Title: Real-Time Streaming Analytics with Apache Spark and Python
Out: March 13, 2023, @ 9:00am EST
Due: April 9, 2023, by 9:00pm EST
This project involves designing and implementing a big data system that performs real-time streaming analytics for public repositories hosted on GitHub. The system runs a stream processing pipeline, where the live data stream to be analyzed is coming from GitHub API. An Apache Spark cluster processes the data stream. A web application receives the output from Spark and visualizes the analysis result. In this project, you will follow the requirements to write codes (Python, Bash, YAML scripts, Dockerfiles) that implement such a streaming process pipeline, which is a multi-container system based on Docker and Docker Compose.
- You may clone this repository and implement your solution in the
streaming
folder. - The three lines in the info.txt file include information about you (first name, last name, and 9-digit student ID). Please update the info.txt file accordingly. For example, if your name is Foo Bar and your student ID is 123456789. The info.txt file should be as follows:
Foo Bar 123456789
- All scripts are to be written using Python >= 3.7.0.

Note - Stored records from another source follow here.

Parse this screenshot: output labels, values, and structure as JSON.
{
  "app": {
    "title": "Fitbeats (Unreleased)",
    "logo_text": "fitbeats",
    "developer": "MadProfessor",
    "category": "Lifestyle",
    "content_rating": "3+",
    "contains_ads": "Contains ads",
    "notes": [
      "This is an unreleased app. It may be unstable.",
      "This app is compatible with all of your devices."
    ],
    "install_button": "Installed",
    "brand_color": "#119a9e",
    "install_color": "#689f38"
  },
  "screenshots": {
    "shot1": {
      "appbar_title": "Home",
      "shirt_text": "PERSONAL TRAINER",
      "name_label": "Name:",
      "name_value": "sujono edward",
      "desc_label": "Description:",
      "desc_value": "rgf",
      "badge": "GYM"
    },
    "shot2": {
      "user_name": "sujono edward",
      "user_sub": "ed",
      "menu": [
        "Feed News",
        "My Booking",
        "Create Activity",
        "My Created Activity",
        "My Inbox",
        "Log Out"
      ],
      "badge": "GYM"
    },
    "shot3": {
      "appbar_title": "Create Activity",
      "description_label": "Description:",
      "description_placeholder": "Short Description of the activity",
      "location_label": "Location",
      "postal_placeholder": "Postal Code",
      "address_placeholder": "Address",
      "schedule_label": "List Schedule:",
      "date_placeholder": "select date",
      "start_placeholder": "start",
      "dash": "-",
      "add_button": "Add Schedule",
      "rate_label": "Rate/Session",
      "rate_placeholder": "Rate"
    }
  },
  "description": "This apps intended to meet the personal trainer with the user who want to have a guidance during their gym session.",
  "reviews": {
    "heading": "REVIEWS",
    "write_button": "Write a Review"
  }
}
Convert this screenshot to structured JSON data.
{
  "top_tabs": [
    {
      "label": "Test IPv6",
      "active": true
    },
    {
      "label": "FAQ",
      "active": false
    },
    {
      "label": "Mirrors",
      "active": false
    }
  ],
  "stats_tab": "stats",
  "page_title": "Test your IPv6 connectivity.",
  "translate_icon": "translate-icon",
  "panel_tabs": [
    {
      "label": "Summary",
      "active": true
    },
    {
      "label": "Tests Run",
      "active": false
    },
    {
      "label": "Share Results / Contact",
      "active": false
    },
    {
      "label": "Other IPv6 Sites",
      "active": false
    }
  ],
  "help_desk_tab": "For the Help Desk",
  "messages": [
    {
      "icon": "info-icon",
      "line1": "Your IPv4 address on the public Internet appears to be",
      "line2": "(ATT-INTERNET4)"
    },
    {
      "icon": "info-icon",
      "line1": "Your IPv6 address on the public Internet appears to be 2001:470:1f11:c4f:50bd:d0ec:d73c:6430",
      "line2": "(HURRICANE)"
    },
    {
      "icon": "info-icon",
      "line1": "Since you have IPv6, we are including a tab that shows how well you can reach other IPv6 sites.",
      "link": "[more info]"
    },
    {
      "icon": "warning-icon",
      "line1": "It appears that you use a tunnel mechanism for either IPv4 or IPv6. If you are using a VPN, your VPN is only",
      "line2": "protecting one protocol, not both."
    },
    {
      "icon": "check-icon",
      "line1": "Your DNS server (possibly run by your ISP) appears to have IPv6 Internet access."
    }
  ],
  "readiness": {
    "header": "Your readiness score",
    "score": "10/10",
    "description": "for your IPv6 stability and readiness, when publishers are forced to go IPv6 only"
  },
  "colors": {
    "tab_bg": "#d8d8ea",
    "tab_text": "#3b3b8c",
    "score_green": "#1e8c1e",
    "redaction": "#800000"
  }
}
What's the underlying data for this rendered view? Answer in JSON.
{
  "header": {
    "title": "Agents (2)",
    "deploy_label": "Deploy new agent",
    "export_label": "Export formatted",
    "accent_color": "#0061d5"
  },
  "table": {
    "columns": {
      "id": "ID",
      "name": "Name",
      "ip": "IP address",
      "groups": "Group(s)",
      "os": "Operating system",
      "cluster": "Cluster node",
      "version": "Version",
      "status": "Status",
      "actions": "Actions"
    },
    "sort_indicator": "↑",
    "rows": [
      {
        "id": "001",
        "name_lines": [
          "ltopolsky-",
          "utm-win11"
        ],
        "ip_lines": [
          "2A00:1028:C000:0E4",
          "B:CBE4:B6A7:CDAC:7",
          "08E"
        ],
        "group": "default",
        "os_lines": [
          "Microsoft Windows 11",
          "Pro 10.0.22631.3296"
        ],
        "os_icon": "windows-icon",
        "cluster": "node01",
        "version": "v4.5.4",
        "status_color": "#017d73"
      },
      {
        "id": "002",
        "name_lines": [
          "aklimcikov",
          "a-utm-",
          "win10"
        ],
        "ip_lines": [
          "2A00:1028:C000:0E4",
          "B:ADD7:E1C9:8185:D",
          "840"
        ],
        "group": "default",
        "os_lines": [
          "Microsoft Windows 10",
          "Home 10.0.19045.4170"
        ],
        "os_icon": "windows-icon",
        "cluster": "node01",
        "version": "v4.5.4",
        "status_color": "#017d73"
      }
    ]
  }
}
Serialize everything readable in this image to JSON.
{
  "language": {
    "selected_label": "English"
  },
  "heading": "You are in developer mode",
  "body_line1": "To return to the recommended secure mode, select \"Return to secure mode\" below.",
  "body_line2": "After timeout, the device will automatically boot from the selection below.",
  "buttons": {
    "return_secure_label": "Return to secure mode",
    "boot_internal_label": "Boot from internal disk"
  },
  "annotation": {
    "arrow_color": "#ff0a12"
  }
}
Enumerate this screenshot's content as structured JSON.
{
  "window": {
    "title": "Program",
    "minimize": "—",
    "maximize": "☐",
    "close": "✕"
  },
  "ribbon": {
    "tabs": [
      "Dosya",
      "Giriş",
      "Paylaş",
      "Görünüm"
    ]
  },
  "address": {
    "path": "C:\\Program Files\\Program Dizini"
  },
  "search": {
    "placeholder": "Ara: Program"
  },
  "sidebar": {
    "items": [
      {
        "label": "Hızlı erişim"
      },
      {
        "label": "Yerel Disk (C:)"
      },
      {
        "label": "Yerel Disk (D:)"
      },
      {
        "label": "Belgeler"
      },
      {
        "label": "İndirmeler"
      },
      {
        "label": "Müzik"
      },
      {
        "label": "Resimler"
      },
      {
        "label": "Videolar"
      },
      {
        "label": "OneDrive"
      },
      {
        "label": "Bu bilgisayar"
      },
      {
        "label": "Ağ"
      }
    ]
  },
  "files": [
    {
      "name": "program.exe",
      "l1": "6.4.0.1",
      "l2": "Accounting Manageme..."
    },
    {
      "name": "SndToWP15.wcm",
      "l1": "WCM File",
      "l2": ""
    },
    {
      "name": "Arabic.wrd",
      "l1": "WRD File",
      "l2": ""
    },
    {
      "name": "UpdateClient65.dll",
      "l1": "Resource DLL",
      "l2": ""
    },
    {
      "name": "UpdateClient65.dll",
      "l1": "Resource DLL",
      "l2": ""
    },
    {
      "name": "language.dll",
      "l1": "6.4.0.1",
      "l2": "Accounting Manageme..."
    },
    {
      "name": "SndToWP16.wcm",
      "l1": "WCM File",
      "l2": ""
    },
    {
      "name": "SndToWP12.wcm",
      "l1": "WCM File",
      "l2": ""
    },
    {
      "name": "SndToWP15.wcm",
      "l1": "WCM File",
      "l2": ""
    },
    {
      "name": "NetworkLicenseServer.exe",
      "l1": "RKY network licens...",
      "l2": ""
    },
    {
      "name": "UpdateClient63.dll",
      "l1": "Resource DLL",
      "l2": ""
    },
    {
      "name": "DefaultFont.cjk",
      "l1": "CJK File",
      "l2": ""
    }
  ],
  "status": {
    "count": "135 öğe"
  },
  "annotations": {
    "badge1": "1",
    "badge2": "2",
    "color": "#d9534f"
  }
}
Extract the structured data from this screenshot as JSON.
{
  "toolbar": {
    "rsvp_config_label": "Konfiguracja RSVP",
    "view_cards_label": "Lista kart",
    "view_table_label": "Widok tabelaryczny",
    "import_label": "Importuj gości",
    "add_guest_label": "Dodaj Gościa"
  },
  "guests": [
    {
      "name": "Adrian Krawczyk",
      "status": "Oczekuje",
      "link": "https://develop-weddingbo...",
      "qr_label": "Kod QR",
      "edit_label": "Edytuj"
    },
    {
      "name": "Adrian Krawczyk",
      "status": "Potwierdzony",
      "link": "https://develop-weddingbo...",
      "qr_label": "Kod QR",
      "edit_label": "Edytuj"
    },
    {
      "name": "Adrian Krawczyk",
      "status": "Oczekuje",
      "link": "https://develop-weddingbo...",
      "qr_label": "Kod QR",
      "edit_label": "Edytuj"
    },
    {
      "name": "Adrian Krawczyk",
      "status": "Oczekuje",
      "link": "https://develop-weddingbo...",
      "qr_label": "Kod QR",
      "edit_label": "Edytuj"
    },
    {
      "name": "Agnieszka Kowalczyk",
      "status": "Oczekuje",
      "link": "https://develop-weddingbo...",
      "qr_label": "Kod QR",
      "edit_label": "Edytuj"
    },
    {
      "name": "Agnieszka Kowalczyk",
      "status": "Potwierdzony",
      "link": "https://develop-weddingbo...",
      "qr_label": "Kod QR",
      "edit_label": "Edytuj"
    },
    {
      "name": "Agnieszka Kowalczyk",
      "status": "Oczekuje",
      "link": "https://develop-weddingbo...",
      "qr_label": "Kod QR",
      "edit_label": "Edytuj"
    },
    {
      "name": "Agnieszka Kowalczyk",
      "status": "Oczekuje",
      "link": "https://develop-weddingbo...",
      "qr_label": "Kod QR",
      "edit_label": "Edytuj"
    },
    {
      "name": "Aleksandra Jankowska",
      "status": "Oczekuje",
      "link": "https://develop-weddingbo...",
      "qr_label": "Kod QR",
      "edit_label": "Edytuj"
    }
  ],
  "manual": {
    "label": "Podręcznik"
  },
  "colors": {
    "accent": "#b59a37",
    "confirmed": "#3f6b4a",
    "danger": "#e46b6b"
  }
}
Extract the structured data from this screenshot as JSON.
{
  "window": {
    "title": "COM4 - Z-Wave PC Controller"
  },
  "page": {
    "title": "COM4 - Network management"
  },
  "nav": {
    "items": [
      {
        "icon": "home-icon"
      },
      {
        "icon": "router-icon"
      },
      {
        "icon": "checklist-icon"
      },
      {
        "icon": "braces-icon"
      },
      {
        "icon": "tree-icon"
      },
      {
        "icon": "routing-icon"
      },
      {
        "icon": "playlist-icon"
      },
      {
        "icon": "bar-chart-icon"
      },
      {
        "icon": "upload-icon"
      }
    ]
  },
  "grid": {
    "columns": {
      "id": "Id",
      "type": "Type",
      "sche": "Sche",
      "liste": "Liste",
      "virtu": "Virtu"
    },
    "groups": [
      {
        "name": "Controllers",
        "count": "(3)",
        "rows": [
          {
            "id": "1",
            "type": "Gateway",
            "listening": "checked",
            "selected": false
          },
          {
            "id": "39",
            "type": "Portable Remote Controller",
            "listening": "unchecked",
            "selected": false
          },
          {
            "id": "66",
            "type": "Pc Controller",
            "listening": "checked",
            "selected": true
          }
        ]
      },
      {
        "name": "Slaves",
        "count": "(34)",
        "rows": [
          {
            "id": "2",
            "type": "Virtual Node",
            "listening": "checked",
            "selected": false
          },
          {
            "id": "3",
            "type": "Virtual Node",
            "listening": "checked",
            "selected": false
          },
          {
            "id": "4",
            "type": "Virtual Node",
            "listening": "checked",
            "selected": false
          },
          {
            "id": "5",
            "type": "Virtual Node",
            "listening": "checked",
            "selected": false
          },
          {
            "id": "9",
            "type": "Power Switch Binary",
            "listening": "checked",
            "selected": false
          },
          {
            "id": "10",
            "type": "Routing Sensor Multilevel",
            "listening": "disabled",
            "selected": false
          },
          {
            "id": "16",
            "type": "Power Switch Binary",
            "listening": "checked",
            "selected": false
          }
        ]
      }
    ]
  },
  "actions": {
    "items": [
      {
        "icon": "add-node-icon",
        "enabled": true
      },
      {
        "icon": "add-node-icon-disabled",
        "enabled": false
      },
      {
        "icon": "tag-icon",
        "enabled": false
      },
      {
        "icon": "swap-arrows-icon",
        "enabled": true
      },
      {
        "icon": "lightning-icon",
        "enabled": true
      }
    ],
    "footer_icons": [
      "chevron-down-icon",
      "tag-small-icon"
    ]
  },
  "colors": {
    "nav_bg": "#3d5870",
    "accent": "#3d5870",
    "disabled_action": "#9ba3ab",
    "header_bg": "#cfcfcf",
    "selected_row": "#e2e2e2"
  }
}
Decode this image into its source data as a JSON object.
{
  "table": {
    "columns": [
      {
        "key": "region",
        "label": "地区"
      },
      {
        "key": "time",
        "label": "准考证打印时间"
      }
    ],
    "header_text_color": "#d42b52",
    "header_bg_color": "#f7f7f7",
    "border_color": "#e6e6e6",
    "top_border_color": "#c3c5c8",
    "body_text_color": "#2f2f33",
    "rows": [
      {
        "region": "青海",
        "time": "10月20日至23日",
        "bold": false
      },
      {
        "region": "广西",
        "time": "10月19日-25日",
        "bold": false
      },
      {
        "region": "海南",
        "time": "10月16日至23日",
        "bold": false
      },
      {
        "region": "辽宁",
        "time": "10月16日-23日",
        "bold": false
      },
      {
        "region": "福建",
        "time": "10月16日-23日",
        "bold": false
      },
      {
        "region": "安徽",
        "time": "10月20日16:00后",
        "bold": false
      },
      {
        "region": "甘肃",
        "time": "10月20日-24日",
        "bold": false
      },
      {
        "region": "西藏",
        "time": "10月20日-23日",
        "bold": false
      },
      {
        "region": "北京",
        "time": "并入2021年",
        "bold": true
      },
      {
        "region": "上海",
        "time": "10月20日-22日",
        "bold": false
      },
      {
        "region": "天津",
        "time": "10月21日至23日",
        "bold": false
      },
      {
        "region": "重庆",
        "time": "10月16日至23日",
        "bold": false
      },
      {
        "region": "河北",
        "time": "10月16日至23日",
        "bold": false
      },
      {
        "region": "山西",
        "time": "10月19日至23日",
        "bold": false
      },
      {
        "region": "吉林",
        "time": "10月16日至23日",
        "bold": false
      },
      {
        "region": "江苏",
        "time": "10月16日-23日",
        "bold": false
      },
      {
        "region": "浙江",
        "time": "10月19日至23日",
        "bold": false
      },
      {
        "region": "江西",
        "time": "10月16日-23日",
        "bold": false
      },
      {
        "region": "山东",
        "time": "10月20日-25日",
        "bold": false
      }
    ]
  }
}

- You should use LF line terminators in your scripts.
Hint: You can find a data streaming system with a similar architecture in Lab 7. It is highly recommended to test your solution in the VM provided in Lab 2. We will use the same environment to evaluate your submission.
You need to zip your repository and submit as one zip file with the name of project3.zip on eClass by the due date. The directory structure in project3.zip should look like this:
EECS4415_Project_3/
├─ streaming/
│ ├─ docker-compose.yaml
│ ├─ spark_app.py
│ ├─ ...
├─ data.txt
├─ report.pdf
├─ info.txt
├─ QA.md
├─ README.md
├─ System_Architecture.png
├─ Webapp.png
├─ .gitignore
You should strictly follow the specified directory structure. Implementations that do not follow the correct directory structure will be marked as 0.
Hint: Please note that you should not include any output files and Spark checkpoint files in your submission.
GitHub is one of the most impactful git platforms, which is home to more than 73 million developers and over 200 million repositories, including at least 28 million public repositories as of November 2021. Analysis of software repositories hosted on GitHub has always played a key role in empirical software engineering. The trending analysis based on GitHub repositories and open-source codes, such as top programming languages, prevalent code smells, commit message conventions, and commit frequency distributions, can shed light on the evolution of open-source software and improve DevOps practices. Your task is to build a streaming pipeline that tracks specific programming languages on GitHub and reports their popularity and repository-related statistics in real-time. The following figure depicts the system architecture.
The overall requirements are as follows:
-
Choose three programming languages (must include Python) from the list of programming languages in the appendix.
-
Develop a data source service using Python, which collects information about the most recently-pushed repositories that use any of the three programming languages as the primary coding language through GitHub API (Hint: see Appendix 2). The Python scripts should collect and push the new data to Spark at an interval of around 15 seconds, which means that every 15 seconds, the scripts feed Spark with the latest data. Also, the scripts should print the data being sent to Spark using the
print()
function. -
Develop a Python script (streaming application) for Spark streaming (
spark_app.py
in thestreaming
folder). The application receives the streaming data, divides it into batches at an interval of 60 seconds (batch duration is 60 seconds), and performs the following four analysis tasks.- Compute the total number of the collected repositories since the start of the streaming application for each of the three programming languages. Each repository should be counted only once.
- Compute the number of the collected repositories with changes pushed during the last 60 seconds. Each repository should be counted only once during a batch interval (60 seconds).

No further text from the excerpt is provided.